Britain’s black debt to the Caribbean
March 22, 2013
Britain’s black debt to the Caribbean

A book which presents an argument for reparations for African enslavement in the Caribbean has been published by one of the region’s leading scholars.{{more}}

“Britain’s Black Debt” is the first scholarly work that looks comprehensively at the reparations discussion in the Caribbean.

Author Hilary McD. Beckles is a leading economic historian of the region and a seasoned activist in the wider movement for social justice and advocacy of historical truth, and as such, he is uniquely positioned to explore the origins and development of reparations as a regional and international process.

Since the mid-nineteenth-century abolition of slavery, the call for reparations for the crime of African enslavement and native genocide has been growing.

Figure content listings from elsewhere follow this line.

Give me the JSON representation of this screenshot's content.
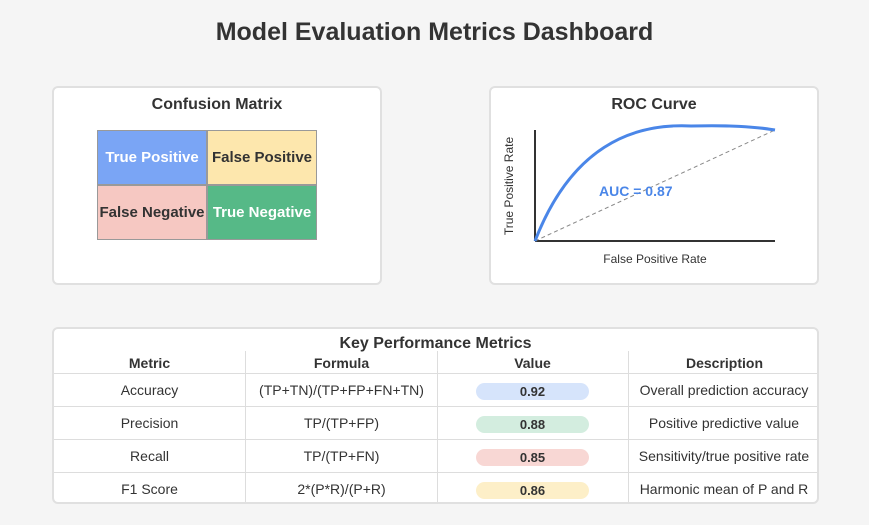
{
  "page": {
    "title": "Model Evaluation Metrics Dashboard"
  },
  "confusion_matrix": {
    "title": "Confusion Matrix",
    "cells": [
      {
        "label": "True Positive",
        "color": "#7aa5f5",
        "text_color": "#ffffff"
      },
      {
        "label": "False Positive",
        "color": "#fde7ad",
        "text_color": "#333333"
      },
      {
        "label": "False Negative",
        "color": "#f6c8c2",
        "text_color": "#333333"
      },
      {
        "label": "True Negative",
        "color": "#56b987",
        "text_color": "#ffffff"
      }
    ]
  },
  "roc": {
    "title": "ROC Curve",
    "xlabel": "False Positive Rate",
    "ylabel": "True Positive Rate",
    "auc_label": "AUC = 0.87",
    "curve_color": "#4a86e8"
  },
  "metrics_table": {
    "title": "Key Performance Metrics",
    "headers": [
      "Metric",
      "Formula",
      "Value",
      "Description"
    ],
    "rows": [
      {
        "metric": "Accuracy",
        "formula": "(TP+TN)/(TP+FP+FN+TN)",
        "value": "0.92",
        "description": "Overall prediction accuracy",
        "pill_color": "#d6e4fb"
      },
      {
        "metric": "Precision",
        "formula": "TP/(TP+FP)",
        "value": "0.88",
        "description": "Positive predictive value",
        "pill_color": "#d3eddf"
      },
      {
        "metric": "Recall",
        "formula": "TP/(TP+FN)",
        "value": "0.85",
        "description": "Sensitivity/true positive rate",
        "pill_color": "#f8d7d4"
      },
      {
        "metric": "F1 Score",
        "formula": "2*(P*R)/(P+R)",
        "value": "0.86",
        "description": "Harmonic mean of P and R",
        "pill_color": "#fdefc8"
      }
    ]
  }
}
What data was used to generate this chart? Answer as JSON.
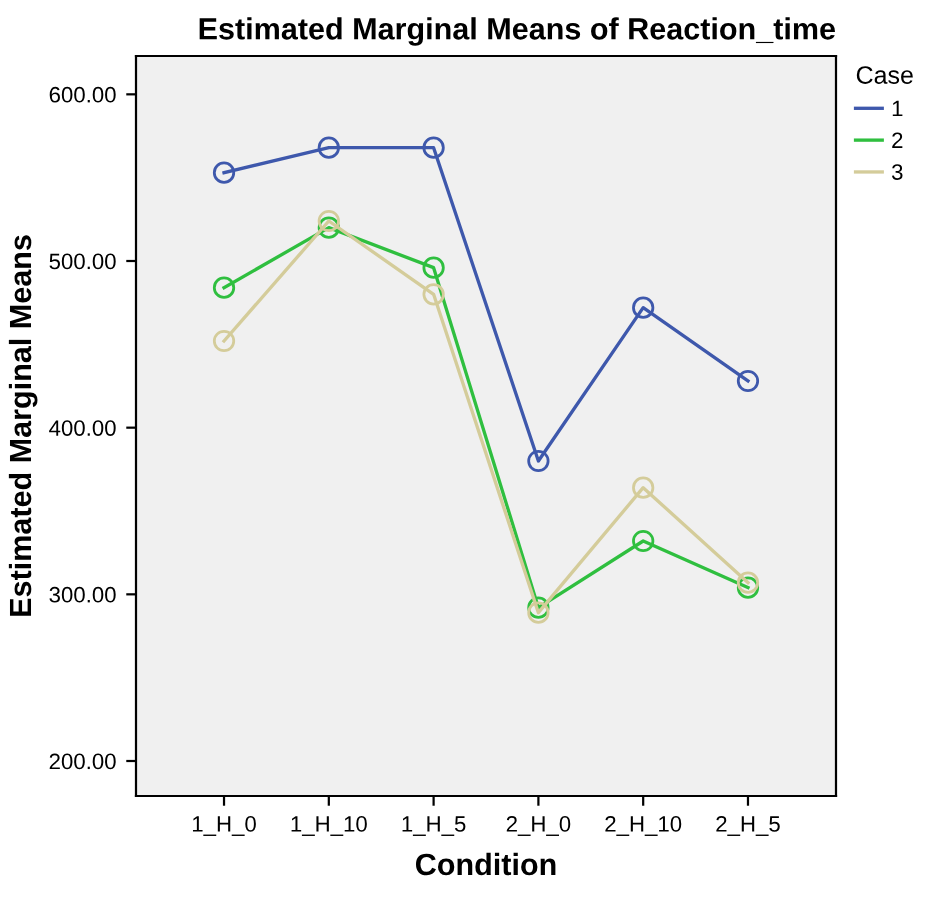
{
  "chart_data": {
    "type": "line",
    "title": "Estimated Marginal Means of Reaction_time",
    "xlabel": "Condition",
    "ylabel": "Estimated Marginal Means",
    "legend_title": "Case",
    "legend": "top right",
    "marker": "circle",
    "grid": false,
    "categories": [
      "1_H_0",
      "1_H_10",
      "1_H_5",
      "2_H_0",
      "2_H_10",
      "2_H_5"
    ],
    "ylim": [
      179,
      623
    ],
    "yticks": [
      {
        "value": 200,
        "label": "200.00"
      },
      {
        "value": 300,
        "label": "300.00"
      },
      {
        "value": 400,
        "label": "400.00"
      },
      {
        "value": 500,
        "label": "500.00"
      },
      {
        "value": 600,
        "label": "600.00"
      }
    ],
    "series": [
      {
        "name": "1",
        "color": "#3e58ac",
        "values": [
          553,
          568,
          568,
          380,
          472,
          428
        ]
      },
      {
        "name": "2",
        "color": "#2fbf3f",
        "values": [
          484,
          520,
          496,
          292,
          332,
          304
        ]
      },
      {
        "name": "3",
        "color": "#d4cc9a",
        "values": [
          452,
          524,
          480,
          289,
          364,
          307
        ]
      }
    ]
  }
}
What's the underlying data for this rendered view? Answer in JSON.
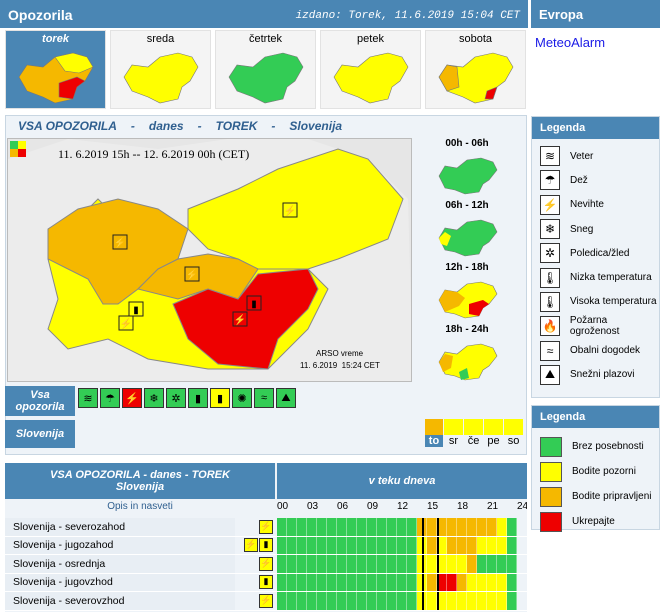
{
  "header": {
    "title": "Opozorila",
    "issued": "izdano: Torek, 11.6.2019 15:04 CET",
    "europe_title": "Evropa",
    "meteoalarm_link": "MeteoAlarm"
  },
  "days": [
    {
      "label": "torek",
      "selected": true,
      "map": "mixed"
    },
    {
      "label": "sreda",
      "selected": false,
      "map": "yellow"
    },
    {
      "label": "četrtek",
      "selected": false,
      "map": "green"
    },
    {
      "label": "petek",
      "selected": false,
      "map": "yellow"
    },
    {
      "label": "sobota",
      "selected": false,
      "map": "yellowmix"
    }
  ],
  "main": {
    "heading": {
      "p1": "VSA OPOZORILA",
      "d1": "-",
      "p2": "danes",
      "d2": "-",
      "p3": "TOREK",
      "d3": "-",
      "p4": "Slovenija"
    },
    "map_caption": "11. 6.2019 15h -- 12. 6.2019 00h (CET)",
    "arso_label": "ARSO vreme",
    "arso_time": "11. 6.2019  15:24 CET",
    "periods": [
      "00h - 06h",
      "06h - 12h",
      "12h - 18h",
      "18h - 24h"
    ]
  },
  "toolbar": {
    "vsa_opozorila": "Vsa opozorila",
    "slovenija": "Slovenija",
    "day_tabs": [
      "to",
      "sr",
      "če",
      "pe",
      "so"
    ]
  },
  "legend_types": {
    "title": "Legenda",
    "items": [
      {
        "icon": "wind-icon",
        "glyph": "≋",
        "label": "Veter"
      },
      {
        "icon": "rain-icon",
        "glyph": "☂",
        "label": "Dež"
      },
      {
        "icon": "thunderstorm-icon",
        "glyph": "⚡",
        "label": "Nevihte"
      },
      {
        "icon": "snow-icon",
        "glyph": "❄",
        "label": "Sneg"
      },
      {
        "icon": "ice-icon",
        "glyph": "✲",
        "label": "Poledica/žled"
      },
      {
        "icon": "low-temperature-icon",
        "glyph": "🌡",
        "label": "Nizka temperatura"
      },
      {
        "icon": "high-temperature-icon",
        "glyph": "🌡",
        "label": "Visoka temperatura"
      },
      {
        "icon": "fire-danger-icon",
        "glyph": "🔥",
        "label": "Požarna ogroženost"
      },
      {
        "icon": "coastal-event-icon",
        "glyph": "≈",
        "label": "Obalni dogodek"
      },
      {
        "icon": "avalanche-icon",
        "glyph": "⛰",
        "label": "Snežni plazovi"
      }
    ]
  },
  "legend_levels": {
    "title": "Legenda",
    "items": [
      {
        "color": "#33cc55",
        "label": "Brez posebnosti"
      },
      {
        "color": "#ffff00",
        "label": "Bodite pozorni"
      },
      {
        "color": "#f5b800",
        "label": "Bodite pripravljeni"
      },
      {
        "color": "#ee0000",
        "label": "Ukrepajte"
      }
    ]
  },
  "table": {
    "title_line1": "VSA OPOZORILA - danes - TOREK",
    "title_line2": "Slovenija",
    "right_title": "v teku dneva",
    "col_header": "Opis in nasveti",
    "hours": [
      "00",
      "03",
      "06",
      "09",
      "12",
      "15",
      "18",
      "21",
      "24"
    ],
    "rows": [
      {
        "name": "Slovenija - severozahod",
        "icons": [
          "thunderstorm-icon"
        ]
      },
      {
        "name": "Slovenija - jugozahod",
        "icons": [
          "thunderstorm-icon",
          "high-temperature-icon"
        ]
      },
      {
        "name": "Slovenija - osrednja",
        "icons": [
          "thunderstorm-icon"
        ]
      },
      {
        "name": "Slovenija - jugovzhod",
        "icons": [
          "high-temperature-icon"
        ]
      },
      {
        "name": "Slovenija - severovzhod",
        "icons": [
          "thunderstorm-icon"
        ]
      }
    ]
  },
  "colors": {
    "accent": "#4a86b4",
    "green": "#33cc55",
    "yellow": "#ffff00",
    "orange": "#f5b800",
    "red": "#ee0000"
  }
}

In the Caribbean, grassroots and official voices now constitute a regional reparations movement. It is a fractured, contentious and divisive call, but it generates considerable public interest.

Beckles, who is Chair in Social and Economic History, University of the West Indies, Cave Hill, Barbados, weaves detailed historical data on Caribbean slavery and the transatlantic slave trade together with legal principles and the politics of postcolonialism, and sets out a solid academic analysis of the evidence. He concludes that Britain has a case of reparations to answer, which the Caribbean should litigate.

“International law provides that chattel slavery as practised by Britain was a crime against humanity. Slavery was invested in by the royal family, the government, the established church, most elite families, and large public institutions in the private and public sector. Citing the legal principles of unjust and criminal enrichment, Beckles presents a compelling argument for Britain’s payment of its black debt, a debt that it continues to deny in the face of overwhelming evidence to the contrary,” a release from the publishers says.

Britain’s Black Debt is at once an exciting narration of Britain’s dominance of the slave markets that enriched the economy and a seminal conceptual journey into the hidden politics and public posturing of leaders on both sides of the Atlantic.

“No work of this kind has ever been attempted. No author has had the diversity of historical research skills, national and international political involvement, and personal engagement as an activist to present such a complex yet accessible work of scholarship,” the release said.

Beckles is Principal and Pro-Vice Chancellor of the Cave Hill campus of the UWI. He is Vice-President of the International Scientific Committee for the UNESCO Slave Route Project, and member of the International Advisory Board of the Cultures and Globalization Series.